DETROIT — Wayne County, Michigan, announced that a pilot program aimed at improving energy use and reducing utility costs at Detroit’s historic Guardian Building took another step forward with the successful installation of its Energy Operation Center. The more than $1 million project, funded by the Korea Micro-Energy Grid (K-MEG) consortium, uses an advanced energy management system to control building operating systems. Along with other capital improvements, it is estimated to save 10 to 15 percent on the Wayne County headquarters building's utility expenses, approximately $200,000 annually, beginning in August 2014.

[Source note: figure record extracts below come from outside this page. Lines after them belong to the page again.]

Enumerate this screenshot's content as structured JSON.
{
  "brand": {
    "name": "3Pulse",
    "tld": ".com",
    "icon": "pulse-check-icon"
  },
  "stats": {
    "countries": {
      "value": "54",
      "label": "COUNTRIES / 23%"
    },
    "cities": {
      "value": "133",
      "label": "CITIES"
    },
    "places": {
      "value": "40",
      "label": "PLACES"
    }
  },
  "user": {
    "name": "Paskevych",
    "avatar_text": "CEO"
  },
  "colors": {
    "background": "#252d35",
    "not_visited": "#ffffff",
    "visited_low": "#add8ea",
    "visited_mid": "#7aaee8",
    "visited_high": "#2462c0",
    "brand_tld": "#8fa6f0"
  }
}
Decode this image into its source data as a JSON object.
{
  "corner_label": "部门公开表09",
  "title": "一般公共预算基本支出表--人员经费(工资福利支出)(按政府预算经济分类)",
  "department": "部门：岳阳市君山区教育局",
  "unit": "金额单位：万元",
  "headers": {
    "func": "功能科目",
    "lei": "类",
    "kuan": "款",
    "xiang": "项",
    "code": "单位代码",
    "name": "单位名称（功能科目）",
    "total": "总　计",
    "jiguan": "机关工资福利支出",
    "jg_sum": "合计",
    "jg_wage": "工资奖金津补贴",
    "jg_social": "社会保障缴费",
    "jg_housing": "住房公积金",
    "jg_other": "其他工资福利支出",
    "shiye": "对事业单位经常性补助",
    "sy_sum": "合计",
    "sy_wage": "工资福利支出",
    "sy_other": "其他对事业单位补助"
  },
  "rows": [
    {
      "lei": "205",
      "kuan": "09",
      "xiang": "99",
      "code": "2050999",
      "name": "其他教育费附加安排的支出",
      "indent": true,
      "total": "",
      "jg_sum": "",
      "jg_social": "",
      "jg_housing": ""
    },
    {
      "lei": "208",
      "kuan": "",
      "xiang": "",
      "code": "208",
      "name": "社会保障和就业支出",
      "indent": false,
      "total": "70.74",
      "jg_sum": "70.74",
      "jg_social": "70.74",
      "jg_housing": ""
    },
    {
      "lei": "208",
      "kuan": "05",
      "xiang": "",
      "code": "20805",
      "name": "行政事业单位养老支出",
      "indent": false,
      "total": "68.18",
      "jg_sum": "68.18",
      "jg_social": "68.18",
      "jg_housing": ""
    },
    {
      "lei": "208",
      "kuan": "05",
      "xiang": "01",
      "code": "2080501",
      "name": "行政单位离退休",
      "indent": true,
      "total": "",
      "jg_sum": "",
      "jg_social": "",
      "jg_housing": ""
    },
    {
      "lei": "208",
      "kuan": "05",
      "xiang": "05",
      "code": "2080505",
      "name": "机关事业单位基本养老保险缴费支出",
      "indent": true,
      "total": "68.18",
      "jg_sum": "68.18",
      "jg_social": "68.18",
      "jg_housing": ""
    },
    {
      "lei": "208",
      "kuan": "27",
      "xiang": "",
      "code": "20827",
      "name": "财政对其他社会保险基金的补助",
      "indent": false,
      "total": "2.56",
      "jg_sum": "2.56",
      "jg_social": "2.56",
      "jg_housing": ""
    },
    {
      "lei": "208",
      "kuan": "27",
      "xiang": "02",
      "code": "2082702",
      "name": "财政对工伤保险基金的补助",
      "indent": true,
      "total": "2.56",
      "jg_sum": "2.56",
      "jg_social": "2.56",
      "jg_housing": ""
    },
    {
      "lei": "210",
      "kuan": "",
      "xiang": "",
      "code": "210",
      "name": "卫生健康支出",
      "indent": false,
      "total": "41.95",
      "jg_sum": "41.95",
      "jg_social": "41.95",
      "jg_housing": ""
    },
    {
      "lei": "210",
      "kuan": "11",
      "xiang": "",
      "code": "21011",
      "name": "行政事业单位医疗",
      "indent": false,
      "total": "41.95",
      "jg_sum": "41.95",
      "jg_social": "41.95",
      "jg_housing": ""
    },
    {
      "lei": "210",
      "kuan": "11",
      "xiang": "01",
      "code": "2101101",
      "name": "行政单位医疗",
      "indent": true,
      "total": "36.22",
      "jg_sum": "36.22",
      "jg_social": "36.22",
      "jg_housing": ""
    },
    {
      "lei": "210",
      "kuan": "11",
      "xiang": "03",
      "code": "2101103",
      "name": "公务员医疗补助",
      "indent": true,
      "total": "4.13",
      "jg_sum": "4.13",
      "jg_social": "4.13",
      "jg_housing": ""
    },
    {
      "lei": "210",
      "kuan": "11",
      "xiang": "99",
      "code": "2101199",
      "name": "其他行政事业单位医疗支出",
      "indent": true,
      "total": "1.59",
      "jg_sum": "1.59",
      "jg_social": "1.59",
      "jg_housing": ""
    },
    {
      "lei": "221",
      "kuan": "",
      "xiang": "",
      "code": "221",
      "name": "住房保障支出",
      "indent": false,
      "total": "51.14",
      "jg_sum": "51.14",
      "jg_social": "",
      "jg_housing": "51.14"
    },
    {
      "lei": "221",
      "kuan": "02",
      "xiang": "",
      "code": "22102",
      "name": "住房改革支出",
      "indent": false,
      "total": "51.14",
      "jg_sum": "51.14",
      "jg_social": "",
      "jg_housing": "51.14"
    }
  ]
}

With the Energy Operation Center installed, K-MEG officials will monitor the systems in the coming weeks and make adjustments as needed before officially calling the work finished. The Guardian Building monitoring is one of three pilot programs in buildings initiated by K-MEG across the United States.
K-MEG, a consortium of 80 Korean companies, constructed the Energy Operation Center to run its various control/automation systems on the 16th floor of the Guardian Building. From the center, K-MEG can monitor building energy systems, airflow usage, and utility output in the Guardian Building.

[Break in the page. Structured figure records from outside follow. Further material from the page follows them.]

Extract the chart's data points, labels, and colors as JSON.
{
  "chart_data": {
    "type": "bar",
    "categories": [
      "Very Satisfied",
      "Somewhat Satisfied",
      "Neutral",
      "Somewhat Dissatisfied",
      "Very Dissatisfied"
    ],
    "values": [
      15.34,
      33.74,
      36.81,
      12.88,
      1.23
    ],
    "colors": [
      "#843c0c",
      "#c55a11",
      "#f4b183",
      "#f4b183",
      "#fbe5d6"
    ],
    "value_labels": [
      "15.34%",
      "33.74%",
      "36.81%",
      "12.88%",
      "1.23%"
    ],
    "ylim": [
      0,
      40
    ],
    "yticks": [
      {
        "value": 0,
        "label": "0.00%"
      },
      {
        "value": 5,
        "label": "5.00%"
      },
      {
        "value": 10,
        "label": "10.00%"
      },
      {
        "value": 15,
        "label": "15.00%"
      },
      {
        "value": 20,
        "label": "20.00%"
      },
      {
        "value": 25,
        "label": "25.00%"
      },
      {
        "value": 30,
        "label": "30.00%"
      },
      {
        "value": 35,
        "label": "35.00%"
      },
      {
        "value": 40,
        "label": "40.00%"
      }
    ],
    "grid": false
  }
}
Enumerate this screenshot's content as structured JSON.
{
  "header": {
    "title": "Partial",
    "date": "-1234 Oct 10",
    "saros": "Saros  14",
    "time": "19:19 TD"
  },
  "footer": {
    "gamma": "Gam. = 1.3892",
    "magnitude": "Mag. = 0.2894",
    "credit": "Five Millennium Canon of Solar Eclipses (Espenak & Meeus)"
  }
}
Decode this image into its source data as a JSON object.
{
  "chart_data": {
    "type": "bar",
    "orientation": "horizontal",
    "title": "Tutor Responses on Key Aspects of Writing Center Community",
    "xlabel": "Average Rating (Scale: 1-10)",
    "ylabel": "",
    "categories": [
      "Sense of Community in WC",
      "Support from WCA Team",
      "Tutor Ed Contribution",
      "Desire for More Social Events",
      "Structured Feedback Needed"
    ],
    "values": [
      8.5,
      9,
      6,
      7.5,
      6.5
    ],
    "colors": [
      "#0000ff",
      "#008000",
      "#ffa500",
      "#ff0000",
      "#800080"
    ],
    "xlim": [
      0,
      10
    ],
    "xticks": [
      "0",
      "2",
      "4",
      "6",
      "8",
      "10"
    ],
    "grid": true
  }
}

“Wayne County was honored to be part of the pilot program agreement with K-MEG,” said Wayne County Executive Robert Ficano. “The technological enhancements will improve the operational efficiency of the Guardian Building. It’s a win for our general operating budget and the taxpayers in Wayne County. We continue to look for and use the latest technologies, so we can reduce our overhead in the short term, while making us more efficient in the long run.”